Matteo Pracchia, Om Sharan Salafia

TL;DR

This work constrains the delay-time distribution of short gamma-ray burst progenitors by applying a hierarchical Bayesian framework to SGRB samples, testing power-law and log-normal DTDs alongside two luminosity-function models (ELF and QUSJ). By carefully modeling selection effects and rate evolution through a convolution of the CSFH with the DTD, the authors find average delays on the order of 10^2 Myr (shorter than previous estimates) and minimum delays well below ~350 Myr, with significant implications for fast binary-merger channels in shaping the SGRB population. The results are broadly consistent across LF models and align with GW-based BNS rate constraints, supporting BNS mergers as the primary SGRB progenitors while highlighting the critical role of flux-complete samples and robust selection modeling. The study also clarifies why earlier works inferred longer delays, demonstrating that biased sampling from flux-incomplete data can drastically distort inferred population timescales. Overall, the paper advances understanding of SGRB formation channels and their connection to cosmic star formation, informing both GRB physics and multi-messenger merger rates.

Abstract

Short gamma-ray bursts (SGRBs) are thought to be primarily associated with binary neutron star (BNS) mergers. The SGRB population can therefore be scrutinized to look for signatures of the delay time between the formation of the progenitor massive star binary and the eventual merger, which could produce an evolution of the cosmic rate density of such events whose shape departs from that of the cosmic star formation history (CSFH). To that purpose, we study a large sample of SGRBs within a hierarchical Bayesian framework, with a particular focus on the delay time distribution (DTD) of the population. Following previous studies, we model the DTD either as a power-law with a minimum time delay or as a log-normal function. We consider two models for the intrinsic SGRB luminosity distribution: an empirical luminosity function (ELF) with a doubly broken power-law shape, and one based on a quasi-universal structured jet (QUSJ) model.

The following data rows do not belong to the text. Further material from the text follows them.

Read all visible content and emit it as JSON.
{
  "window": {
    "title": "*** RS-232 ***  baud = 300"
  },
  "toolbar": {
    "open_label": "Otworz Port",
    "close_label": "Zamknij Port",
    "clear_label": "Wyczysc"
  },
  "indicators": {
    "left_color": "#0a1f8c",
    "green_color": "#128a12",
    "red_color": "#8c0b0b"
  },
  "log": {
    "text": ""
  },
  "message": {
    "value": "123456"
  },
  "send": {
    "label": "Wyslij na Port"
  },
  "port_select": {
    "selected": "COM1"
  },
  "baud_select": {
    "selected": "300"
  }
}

Regardless of the chosen parametrization, we find average time delays $10\lesssim \langle τ_\mathrm{d}\mathrm\rangle/\mathrm{Myr}\lesssim 800$ and a minimum delay time $τ_\mathrm{d,min}\lesssim 350\,\mathrm{Myr}$, in contrast with previous studies that found long delay times of few Gyr. We demonstrate that the cause of the longer inferred time delays in past studies most likely resides in an incorrect treatment of selection effects.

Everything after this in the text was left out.